Father and son talking on couch with laptop, notebook, and smartphone on table in foreground

School’s Out, Cybercriminals Are In

June 01, 2026

With school out for the season, many workdays look very different than they did just a few weeks ago.

You may be starting earlier to finish sooner. You may be working from home more often, with more background noise—Brutus barking, Johnny Jr. crying—and fewer uninterrupted stretches to focus.

Whatever your routine looks like now, cybercriminals are adjusting to it too.

Your summer workday changes the risk

Hackers count on disrupted routines. When your day is broken into pieces, it only takes one perfectly timed moment.

Not a huge mistake. Just a fast response made while your attention is elsewhere.

Summer creates more of those moments because schedules shift, distractions increase, and consistency drops.

Work gets squeezed in between everything else, and when that happens, speed usually beats caution.

That is where the danger starts.

Cybercriminals rarely use flashy scams. Instead, they send messages that look ordinary—an invoice, a shared document, a quick request—crafted to catch you while you're already busy.

Not when you're alert. When you're rushing.

And in that moment, it is easy to click first and question later.
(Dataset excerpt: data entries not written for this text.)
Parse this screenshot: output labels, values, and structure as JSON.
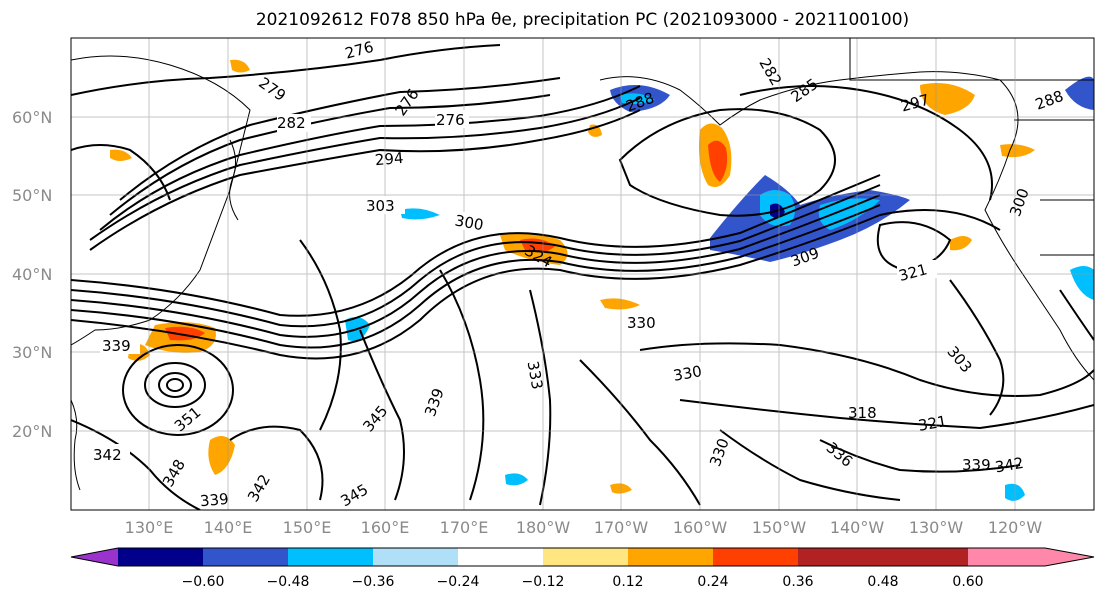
{
  "title": "2021092612 F078 850 hPa θe, precipitation PC (2021093000 - 2021100100)",
  "lat_labels": [
    "60°N",
    "50°N",
    "40°N",
    "30°N",
    "20°N"
  ],
  "lon_labels": [
    "130°E",
    "140°E",
    "150°E",
    "160°E",
    "170°E",
    "180°W",
    "170°W",
    "160°W",
    "150°W",
    "140°W",
    "130°W",
    "120°W"
  ],
  "colorbar": {
    "ticks": [
      "−0.60",
      "−0.48",
      "−0.36",
      "−0.24",
      "−0.12",
      "0.12",
      "0.24",
      "0.36",
      "0.48",
      "0.60"
    ],
    "colors": [
      "#9933cc",
      "#00008b",
      "#3355cc",
      "#00bfff",
      "#b0e0f8",
      "#ffffff",
      "#ffe680",
      "#ffa500",
      "#ff4000",
      "#b22222",
      "#ff88aa"
    ]
  },
  "contour_labels": [
    "276",
    "276",
    "276",
    "279",
    "282",
    "282",
    "285",
    "288",
    "288",
    "294",
    "297",
    "300",
    "300",
    "303",
    "309",
    "321",
    "324",
    "330",
    "330",
    "333",
    "339",
    "339",
    "339",
    "342",
    "342",
    "342",
    "345",
    "345",
    "348",
    "351",
    "303",
    "318",
    "321",
    "330",
    "336",
    "339"
  ]
}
That is when the damage begins.

The click is only the beginning

When an employee clicks a phishing link or opens a malicious attachment, the problem does not end there. It can open access to email accounts, files, and the core systems your business depends on every day.

Because those systems are connected, a single breach rarely stays contained.

From there, the threat can move quietly through your environment, reaching sensitive data, spreading across accounts, or interrupting critical operations before anyone notices. By the time it is discovered, the fallout is often much larger than one wrong click.

So the real issue is not just the click itself. It is everything that click can reach.

Why "just be careful" is not enough

It sounds simple to tell people to slow down and be more careful. The problem is that most employees do not have time to examine every message or attachment in detail.

They are busy.

Work moves fast. Attention is divided. People are answering questions, switching tasks, and trying to keep everything moving.

That is why security should not depend on perfect focus. It should be built to support real-world behavior.

What actually helps protect your business

If your team is moving quickly, getting interrupted, and handling more than usual, your security needs to reflect that reality.

The right guardrails can keep a normal workday from turning into a security incident.

That means reducing what one mistake can affect and stopping threats before they spread.

In practice, strong guardrails include:

  • Using unique passwords for every login so one compromised account does not expose everything else
  • Enabling multi-factor authentication so a password alone is not enough
  • Filtering and flagging suspicious emails before they reach your team, reducing risky decisions at the source
  • Making it easy for someone to pause and ask, "Does this look right?" when something feels unusual

None of this depends on flawless behavior. It is designed for real workdays where people are multitasking, getting interrupted, and making quick decisions.

What to do before the next rush

If someone on your team makes the wrong click this afternoon, will it be a minor issue or something that spreads?

Would you catch it immediately, or only after damage has already started?

Summer does not create these threats. It just makes them easier to overlook.

If your business still relies on everyone catching everything perfectly, now is the time to tighten your defenses before the pace picks up again.

Make sure one mistake does not become a bigger problem.